Chilango nears close of oversubscribed mini-bond

By Roger Baird on Wednesday 3 April 2019

Alternative Lending

The Mexican restaurant chain said it was urged by investors to offer a second mini-bond after its first appeal to investors five years ago.

Mexican restaurant chain Chilango is about to close it second oversubscribed mini-bond, at a time of intense scrutiny for the financial product.

The London-based business said it has raised £3.3m from retail investors since it launched, what it calls its Burrito Bond 2, in October.

The company, founded 12 years ago, had planned to raise £1m from its four-year mini-bond offering eight per cent to investors. However, due to investor interest, it said, the firm has raised its target and extended the cash call several times. It is now due to close on 12 April, and its new target is £3.5m.

The move by the mid-market dining chain, with 11 outlets, comes amid concern by MPs and regulators about whether the risks attached to mini-bonds are understood by small investors.

Levels of harm

Yesterday, the Financial Conduct Authority (FCA) said it would look into “whether the existing regulatory system adequately protects retail purchasers of mini-bonds from unacceptable levels of harm.”    

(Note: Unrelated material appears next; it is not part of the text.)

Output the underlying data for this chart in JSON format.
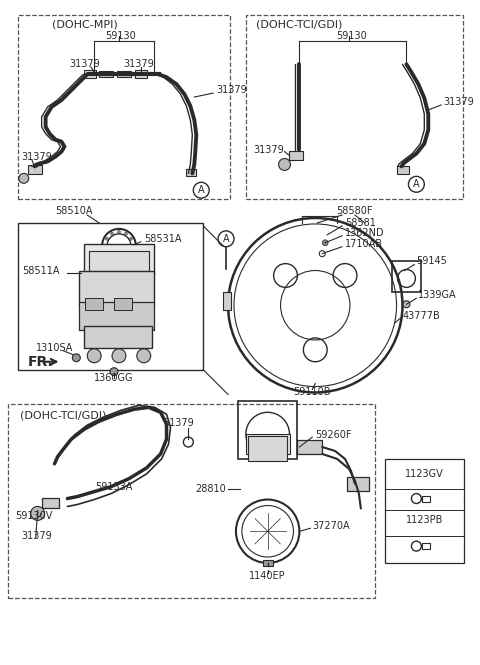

It was urged to do so by Treasury Select Committee chairman Nicky Morgan, following the January collapse of investment firm London Capital & Finance (LC&F), which left 11,500 small investors facing 80 per cent losses on the £236m they invested with the firm, which marketed unregulated mini-bonds as regulated ISAs.

However, Chilango said it has “received a steady stream of requests to offer another bond” from investors since its first one in 2014.

The minimum investment in the current bond is £500, but if backers put in more than £10,000, they get a premium black card entitling them to a free weekly burrito meal for the lifetime of the loan.

Chilango said it will use the cash to open new outlets, which cost around £500,000 per restaurant. It will also refinance existing debt.

The business was founded in 2007 by two former Skye employees Eric Partaker and Dan Houghton, who opened their first outlet in Upper Street, north London. The majority of its restaurants are in the capital, with a single outlet in Manchester.

Solid platform

Partaker said: "The response to the offer has been overwhelming and bears testament to the public’s enthusiasm for our mission – to inject a little flavour and vibrancy into the largely bland high-street dining landscape."  

Last year the chain posted a £1.7m restaurant ebitda profit on £10.3m sales and £1.7m with 5.3 per cent like-for-like sales, it forecasts £2.1m restaurant ebitda profit and nearly £11m sales for the current financial year.

One prominent backer in the current bond is former Itsu managing director David Haimes. He said: “We are into fast growth, off a solid platform. What a great time to invest.”

The company's other prominent backers include former Domino’s Pizza UK chief executive Chris Moore and former McDonald’s UK marketing vice-president Laurie Morgan.

The firm’s original Burrito Bond five years ago attracted almost 750 investors to its four-year mini-bond, offering a fixed-rate of eight per cent in cash with a minimum investment of £500.